Lynn beruft sich auf Studien, wonach südafrikanische Schüler und indische
Studenten auch nach langjährigem Schulbesuch nur einen mäßigen
IQ zeigen, sowie auf Adoptionsstudien, nach denen der IQ der Adoptierten dem ihrer
ethnischen Herkunftsgruppe ähnlicher ist als dem ihrer Adoptiveltern. Letztere
Adoptionsstudien scheinen gegenüber denen mit positiverem Adoptionseffekt
zahlenmäßig zu überwiegen. Man kann sich des Eindrucks nicht erwehren,
daß beide Autoren bevorzugt solche Untersuchungsergebnisse zitieren, die
ihre Theorien bestätigen. Offensichtlich gibt es beides, Nichtwestler, die
bei entsprechender Ausbildung westliches Niveau erreichen, und solche, die es
trotz Förderung eben nicht erreichen. Welches Phänomen von beiden das
signifikantere ist und welche Faktoren hier wirksam sind, ist noch völlig
offen. Stellen die erfolgreichen Nichtwestler genetische Siebungsgruppen ihrer
Populationen dar, heimische Eliten, die schon einen Aufstiegsprozeß innerhalb
ihrer Kultur hinter sich haben? Sind bei den Nichterfolgreichen trotz Förderung
immer noch retardierende Einflüsse ihrer Kultur und sozialen Stellung wirksam?
Ausschließen kann man beides sicher nicht. Auf jeden Fall zeigen die Befunde
Oesterdierkhoffs, daß man die hohe Heritabilität der IQ-Unterschiede
innerhalb von Populationen nicht so ohne weiteres auf die Unterschiede zwischen
den Rassen und Völkern übertragen kann.
Die
von Oesterdiekhoff zusammengestellten Befunde stellen eine eindrückliche
Warnung vor einer naiven Verallgemeinerung europäischer Denkmuster dar. Stärker
noch als die IQ-Untersuchungen machen die entwicklungspsychologischen Daten deutlich,
wie weit die Realität der meisten außereuropäischen Kulturen von
jenen verharmlosenden Multikultur-Vorstellungen entfernt ist, die in kulturellen
Unterschieden lediglich folkloristische Äußerlichkeiten sehen wollen.

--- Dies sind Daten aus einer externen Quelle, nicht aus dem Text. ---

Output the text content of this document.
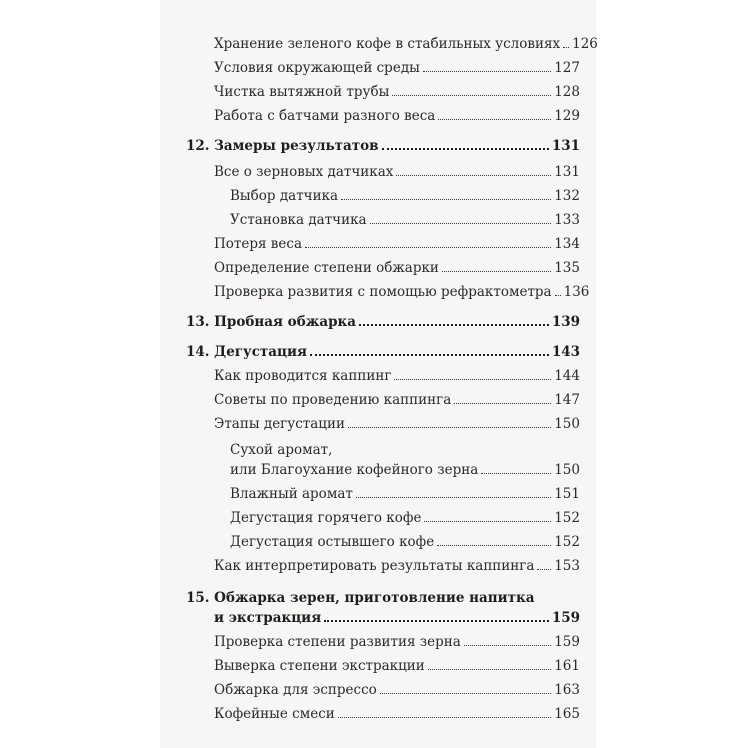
Хранение зеленого кофе в стабильных условиях 126
Условия окружающей среды	127
Чистка вытяжной трубы	128
Работа с батчами разного веса	129
12. Замеры результатов	131
Все о зерновых датчиках	131
Выбор датчика	132
Установка датчика	133
Потеря веса	134
Определение степени обжарки	135
Проверка развития с помощью рефрактометра 136
13. Пробная обжарка	139
14. Дегустация	143
Как проводится каппинг	144
Советы по проведению каппинга	147
Этапы дегустации	150
Сухой аромат,
или Благоухание кофейного зерна	150
Влажный аромат	151
Дегустация горячего кофе	152
Дегустация остывшего кофе	152
Как интерпретировать результаты каппинга 153
15. Обжарка зерен, приготовление напитка
и экстракция	159
Проверка степени развития зерна	159
Выверка степени экстракции	161
Обжарка для эспрессо	163
Кофейные смеси	165
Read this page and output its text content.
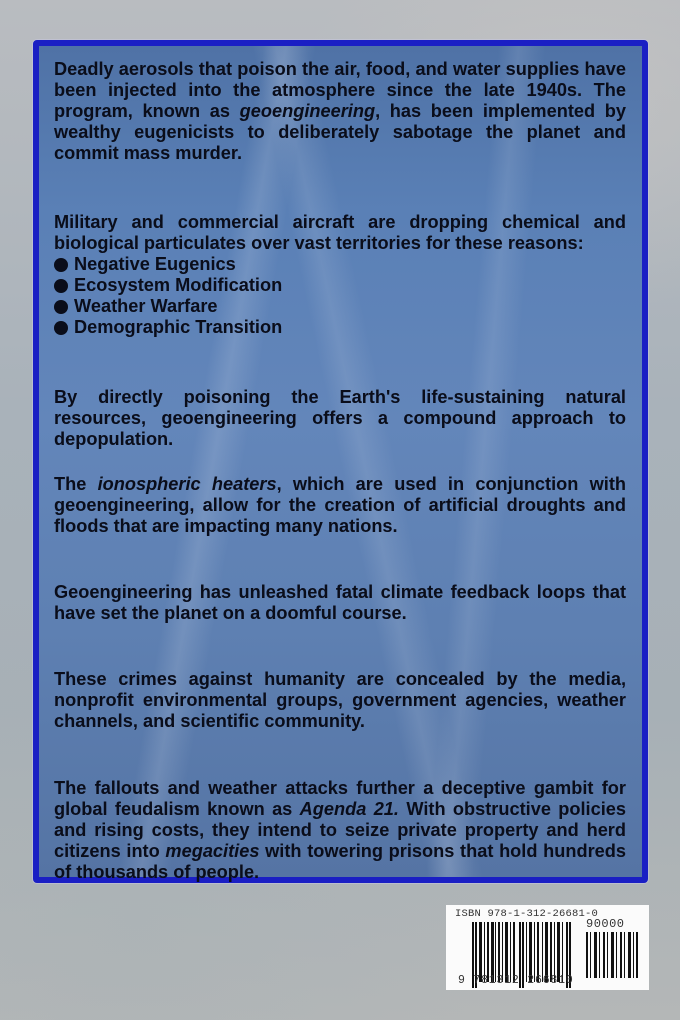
Deadly aerosols that poison the air, food, and water supplies have been injected into the atmosphere since the late 1940s. The program, known as geoengineering, has been implemented by wealthy eugenicists to deliberately sabotage the planet and commit mass murder.

Military and commercial aircraft are dropping chemical and biological particulates over vast territories for these reasons:

Negative Eugenics
Ecosystem Modification
Weather Warfare
Demographic Transition

By directly poisoning the Earth's life-sustaining natural resources, geoengineering offers a compound approach to depopulation.

The ionospheric heaters, which are used in conjunction with geoengineering, allow for the creation of artificial droughts and floods that are impacting many nations.

Geoengineering has unleashed fatal climate feedback loops that have set the planet on a doomful course.

These crimes against humanity are concealed by the media, nonprofit environmental groups, government agencies, weather channels, and scientific community.

The fallouts and weather attacks further a deceptive gambit for global feudalism known as Agenda 21. With obstructive policies and rising costs, they intend to seize private property and herd citizens into megacities with towering prisons that hold hundreds of thousands of people.

ISBN 978-1-312-26681-0
90000
9 781312 266810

Das weitgehende Fehlen formal-operationalen Denkens dürfte auch der Grund
für das Fehlschlagen so vieler Demokratisierungs- und Entwicklungshilfeprojekte
in der »Dritten Welt« sein. Politisch legen die kognitionspsychologischen
Erkenntnisse meines Erachtens vor allem zwei Schlußfolgerungen nahe: Erstens
müssen die Gefahren einer ungesteuerten Einwanderung deutlich gemacht werden,
und zweitens die Notwendigkeit konsequenter Schulbildung, insbesondere schon im
Vor- und Grundschulalter. (Ebd., April 2007).